The producer and director Harold Prince is one of Broadway’s best-known names. But he never actually wanted to be a producer, to hear him tell it.
“I didn’t want to be a producer at all,” Prince affirms in the inaugural episode of “Stagecraft,” Variety’s new theater podcast featuring in-depth interviews with the creators of the hottest shows on Broadway, Off Broadway, in London, and around the country.
“It was a gift horse; I couldn’t look it in the mouth,” he adds of the opportunity. “I ended up in George Abbott’s office at the age of 20” — that launched his long, storied career.
In conversation with Variety’s theater editor, Gordon Cox, Prince leads listeners through a career that includes landmark musicals from “The Pajama Game” to “West Side Story” to “Cabaret” to “Sweeney Todd” to “The Phantom of the Opera.” At 89, he’s still plenty busy, having directed “Prince of Broadway,” the revue of his work now playing through Oct. 29 at the Manhattan Theatre Club, and released a memoir, “Sense of Occasion,” which hit shelves last month.

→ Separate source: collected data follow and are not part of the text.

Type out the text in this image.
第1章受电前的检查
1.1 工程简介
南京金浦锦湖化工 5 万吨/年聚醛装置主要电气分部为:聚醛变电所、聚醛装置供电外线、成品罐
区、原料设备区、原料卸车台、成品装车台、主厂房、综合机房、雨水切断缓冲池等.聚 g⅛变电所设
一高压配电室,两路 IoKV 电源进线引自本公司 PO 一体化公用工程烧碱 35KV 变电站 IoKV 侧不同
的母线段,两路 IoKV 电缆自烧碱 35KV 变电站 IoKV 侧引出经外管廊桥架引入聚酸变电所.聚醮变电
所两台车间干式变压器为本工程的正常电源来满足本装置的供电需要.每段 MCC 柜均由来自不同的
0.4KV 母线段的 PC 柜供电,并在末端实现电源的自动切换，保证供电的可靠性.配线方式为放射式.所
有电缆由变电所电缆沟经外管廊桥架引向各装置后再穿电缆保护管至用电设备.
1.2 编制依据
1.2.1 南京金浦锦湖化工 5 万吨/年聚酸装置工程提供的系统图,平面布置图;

He talks about both projects in the podcast, and reveals which of Broadway’s new musicals he thought was first-rate and why. He also mentions which recent revivals of his work he’s seen, which he hasn’t, and what he thought of Ricky Martin in “Evita.” He never saw the Roundabout Theatre Company’s long-running revival of “Cabaret” — and he has a very specific reason for skipping it.
In the book, he characterizes himself as easier to work with earlier in his career than later in it — but in the podcast he promptly contradicts that. “No! Did I really say that? It’s absolutely untrue!” he says. “Now I’m — oh, I’m a pussycat, for God’s sake.”